PSD II/ZAG: Die Konzernausnahme unter dem neuen ZAG

 Dr Michael Jünemann, Johannes Wirtz

01-2018

Am 13. Januar 2018 ist das neue Zahlungsdiensteaufsichtsgesetz (ZAG) in Kraft getreten. Im ZAG werden die aufsichtsrechtlichen Vorschriften der zweiten Zahlungsdiensterichtlinie (Payment Services Directive 2 – PSD2) in deutsches Recht umgesetzt. Über einige Änderungen hatten wir bereits berichtet. Insbesondere im Bereich der Ausnahmetatbestände gab es zum Teil Wortlautänderungen, die jedoch bereits der bisherigen Verwaltungspraxis der Bundesanstalt für Finanzdienstleistungsaufsicht (BaFin) entsprachen. Anders ist dies bei der Ausnahme für konzerninterne Zahlungsvorgänge (sog. Konzernausnahme bzw. Konzernprivileg).

1. Konzernausnahme

Der Wortlaut für die Konzernausnahme hat sich im neuen ZAG nicht geändert. Weiterhin sind „Zahlungsvorgänge und damit verbundene Dienste innerhalb eines Konzerns oder zwischen Mitgliedern einer kreditwirtschaftlichen Verbundgruppe“ keine Zahlungsdienste. Die Wortlautänderung in der PSD2 war insoweit ohne Bedeutung.

Der Konzernbegriff entspricht dabei dem des Handelsrechts, wobei die Ausnahme nicht auf Gleichordnungskonzerne anwendbar ist.

2. Hinweise der BaFin unter der alten Rechtslage

In den Hinweisen der BaFin zur alten Rechtslage wurde ausgeführt, dass es bei der Vermittlung von Zahlungen zwischen einem Konzernunternehmen und einem Konzernfremden entscheidend sei, dass derjenige, gegenüber dem die Dienstleistung des Zahlungsvorgangs erbracht wird, innerhalb des Konzerns sei. Ob dies der Zahler oder der Zahlungsempfänger sei, sei unerheblich. So konnte ein Konzernunternehmen als Dienstleister für die anderen Unternehmen den Zahlungsverkehr mit Dritten abwickeln. In der Praxis haben sich entsprechend viele Zahlstellen in Konzernen (Payment Factories bzw. Treasurer) gebildet.

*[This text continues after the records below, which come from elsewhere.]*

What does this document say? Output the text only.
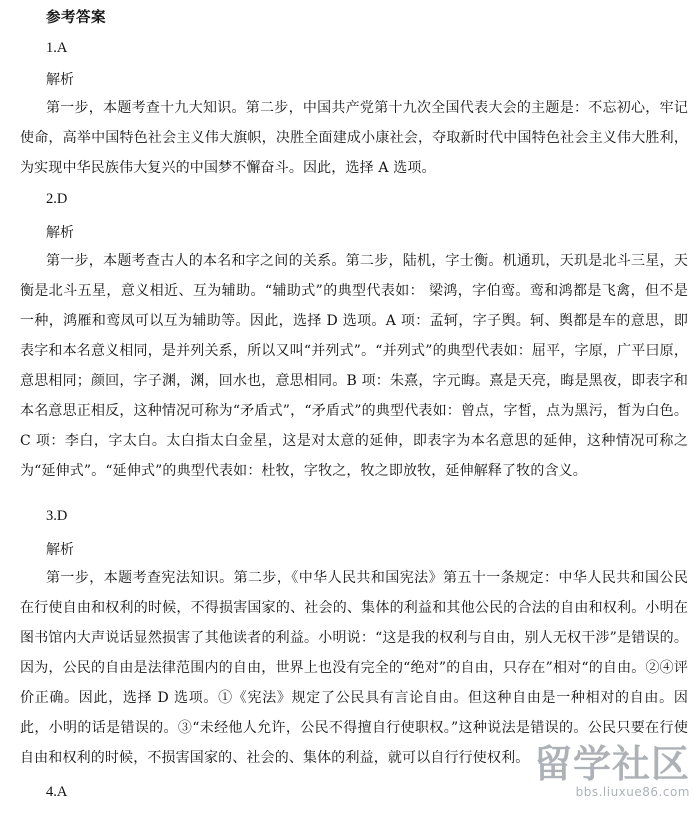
参考答案
1.A
解析
第一步，本题考查十九大知识。第二步，中国共产党第十九次全国代表大会的主题是：不忘初心，牢记使命，高举中国特色社会主义伟大旗帜，决胜全面建成小康社会，夺取新时代中国特色社会主义伟大胜利，为实现中华民族伟大复兴的中国梦不懈奋斗。因此，选择 A 选项。
2.D
解析
第一步，本题考查古人的本名和字之间的关系。第二步，陆机，字士衡。机通玑，天玑是北斗三星，天衡是北斗五星，意义相近、互为辅助。“辅助式”的典型代表如： 梁鸿，字伯鸾。鸾和鸿都是飞禽，但不是一种，鸿雁和鸾凤可以互为辅助等。因此，选择 D 选项。A 项：孟轲，字子舆。轲、舆都是车的意思，即表字和本名意义相同，是并列关系，所以又叫“并列式”。“并列式”的典型代表如：屈平，字原，广平曰原，意思相同；颜回，字子渊，渊，回水也，意思相同。B 项：朱熹，字元晦。熹是天亮，晦是黑夜，即表字和本名意思正相反，这种情况可称为“矛盾式”，“矛盾式”的典型代表如：曾点，字皙，点为黑污，皙为白色。C 项：李白，字太白。太白指太白金星，这是对太意的延伸，即表字为本名意思的延伸，这种情况可称之为“延伸式”。“延伸式”的典型代表如：杜牧，字牧之，牧之即放牧，延伸解释了牧的含义。
3.D
解析
第一步，本题考查宪法知识。第二步，《中华人民共和国宪法》第五十一条规定：中华人民共和国公民在行使自由和权利的时候，不得损害国家的、社会的、集体的利益和其他公民的合法的自由和权利。小明在图书馆内大声说话显然损害了其他读者的利益。小明说：“这是我的权利与自由，别人无权干涉”是错误的。因为，公民的自由是法律范围内的自由，世界上也没有完全的“绝对”的自由，只存在”相对“的自由。②④评价正确。因此，选择 D 选项。①《宪法》规定了公民具有言论自由。但这种自由是一种相对的自由。因此，小明的话是错误的。③“未经他人允许，公民不得擅自行使职权。”这种说法是错误的。公民只要在行使自由和权利的时候，不损害国家的、社会的、集体的利益，就可以自行行使权利。
4.A
留学社区
bbs.liuxue86.com
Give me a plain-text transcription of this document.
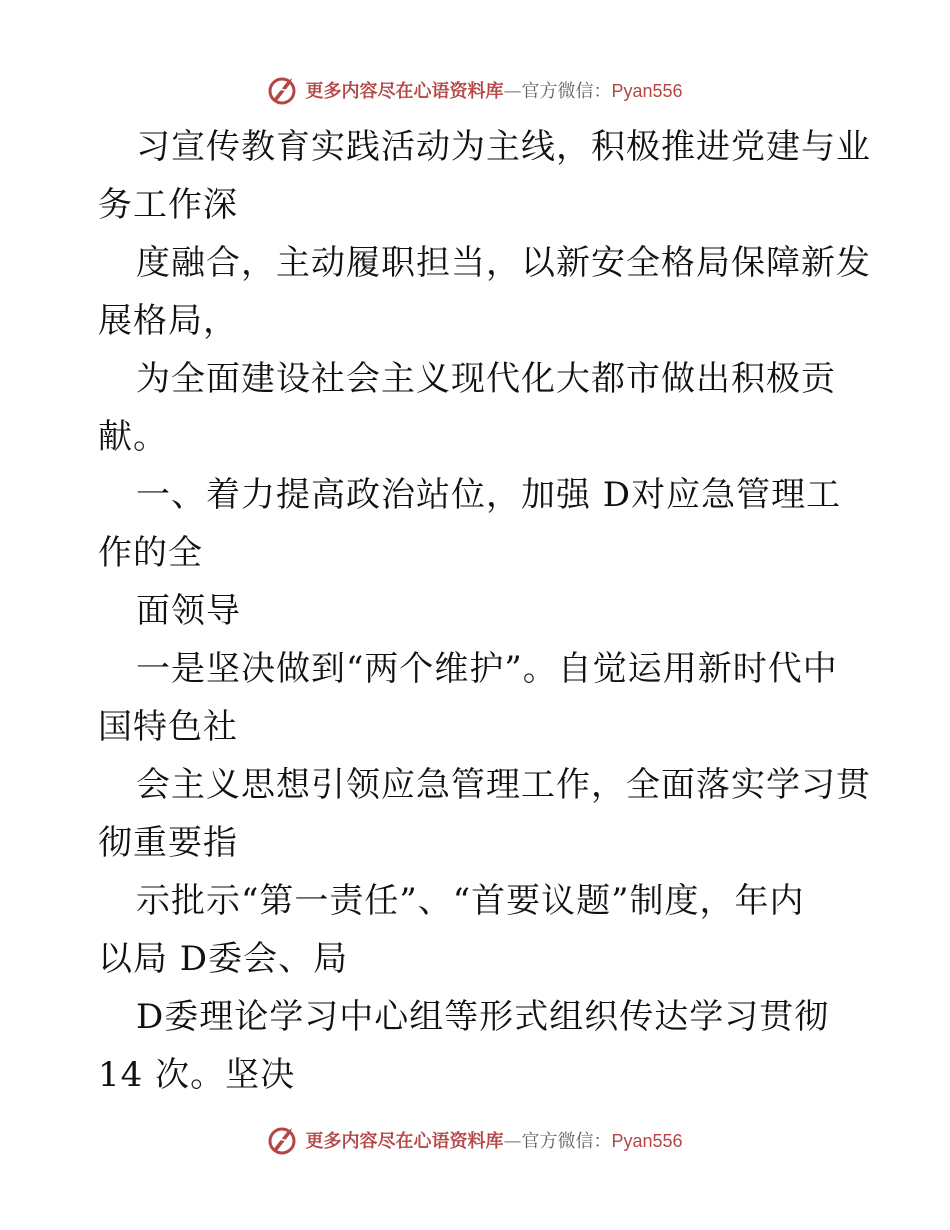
更多内容尽在心语资料库—官方微信：Pyan556
习宣传教育实践活动为主线，积极推进党建与业
务工作深
度融合，主动履职担当，以新安全格局保障新发
展格局，
为全面建设社会主义现代化大都市做出积极贡
献。
一、着力提高政治站位，加强 D对应急管理工
作的全
面领导
一是坚决做到“两个维护”。自觉运用新时代中
国特色社
会主义思想引领应急管理工作，全面落实学习贯
彻重要指
示批示“第一责任”、“首要议题”制度，年内
以局 D委会、局
D委理论学习中心组等形式组织传达学习贯彻
14 次。坚决
更多内容尽在心语资料库—官方微信：Pyan556
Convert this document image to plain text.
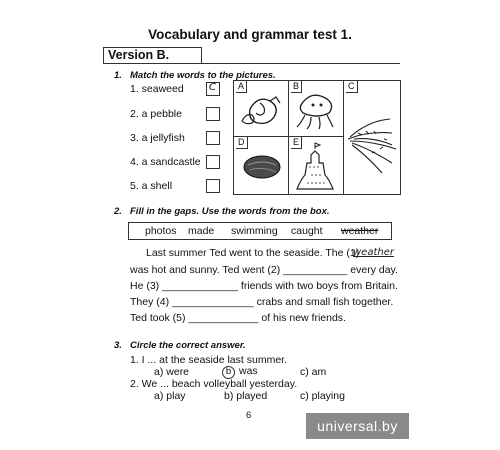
Vocabulary and grammar test 1.
Version B.
1. Match the words to the pictures.
1. seaweed
2. a pebble
3. a jellyfish
4. a sandcastle
5. a shell
C A	B	C
D	E
2. Fill in the gaps. Use the words from the box.
photos made swimming caught weather
Last summer Ted went to the seaside. The (1)
weather
was hot and sunny. Ted went (2) ___________ every day.
He (3) _____________ friends with two boys from Britain.
They (4) ______________ crabs and small fish together.
Ted took (5) ____________ of his new friends.
3. Circle the correct answer.
1. I ... at the seaside last summer.
a) were	b was	c) am
2. We ... beach volleyball yesterday.
a) play	b) played	c) playing
6
universal.by
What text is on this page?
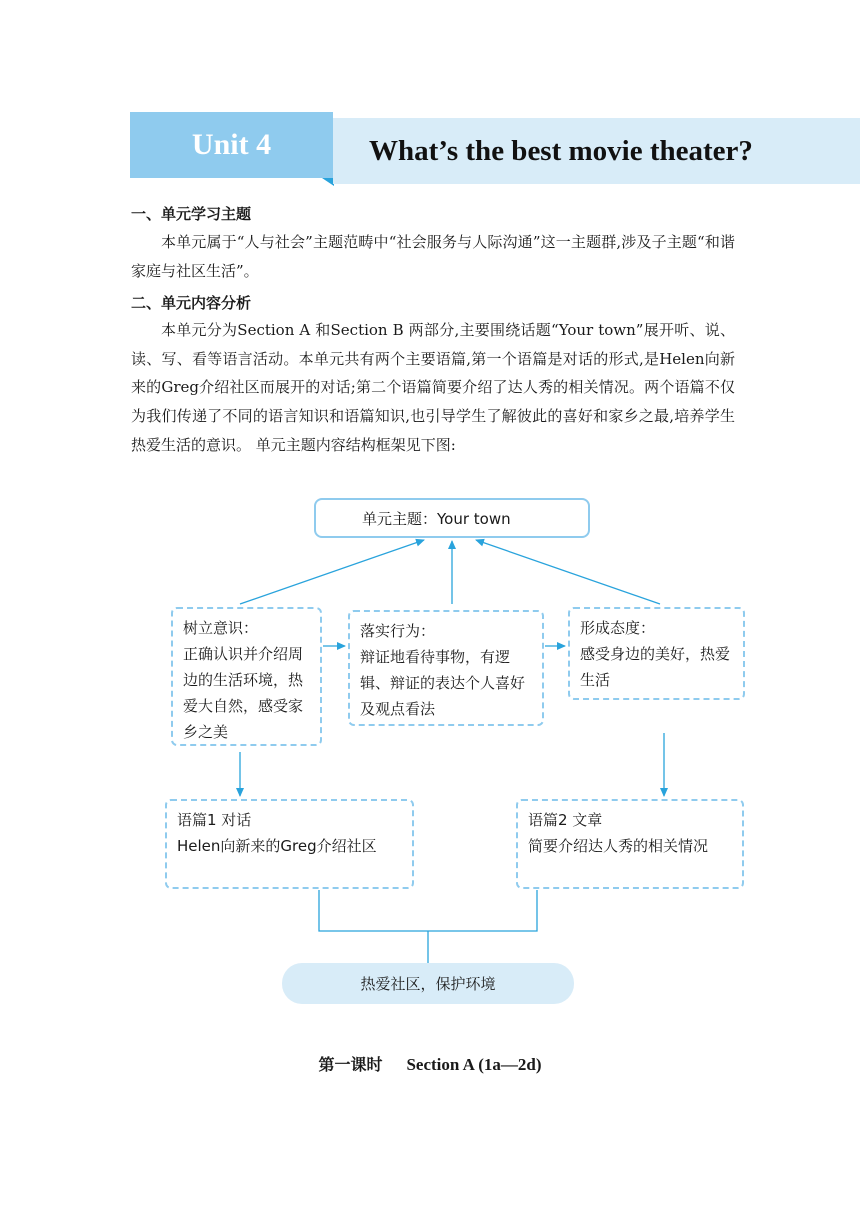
Unit 4	What’s the best movie theater?
一、单元学习主题
本单元属于“人与社会”主题范畴中“社会服务与人际沟通”这一主题群,涉及子主题“和谐家庭与社区生活”。
二、单元内容分析
本单元分为Section A 和Section B 两部分,主要围绕话题“Your town”展开听、说、读、写、看等语言活动。本单元共有两个主要语篇,第一个语篇是对话的形式,是Helen向新来的Greg介绍社区而展开的对话;第二个语篇简要介绍了达人秀的相关情况。两个语篇不仅为我们传递了不同的语言知识和语篇知识,也引导学生了解彼此的喜好和家乡之最,培养学生热爱生活的意识。 单元主题内容结构框架见下图:
单元主题：Your town
树立意识：
正确认识并介绍周边的生活环境，热爱大自然，感受家乡之美
落实行为：
辩证地看待事物，有逻辑、辩证的表达个人喜好及观点看法
形成态度：
感受身边的美好，热爱生活
语篇1 对话
Helen向新来的Greg介绍社区
语篇2 文章
简要介绍达人秀的相关情况
热爱社区，保护环境
第一课时 Section A (1a—2d)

3. Hinweise der BaFin unter der neuen Rechtslage

Die Hinweise der BaFin zur neuen Rechtslage lesen sich ungeachtet des gleichen Wortlautes des Gesetzes anders. Nunmehr wünscht die BaFin eine enge Auslegung des Ausnahmetatbestandes. Darunter versteht sie, dass nur solche Zahlungen erfasst werden, bei denen Zahler und Zahlungsempfänger Teil des Konzerns sind; mit den Worten der BaFin: „Zahlungsvorgänge „in den Konzern hinein“ oder „aus dem Konzern heraus“ finden im Wortlaut der Vorschrift keine Stütze“. Sie sollen nicht (mehr) von der Konzernausnahme profitieren können. Dies bedeutet, dass eine zentrale Zahlstelle im Konzern zur Abwicklung der Zahlungsvorgänge aller (oder vieler) Konzerngesellschaften eine Erlaubnis als Zahlungsdienstleister erfordern kann.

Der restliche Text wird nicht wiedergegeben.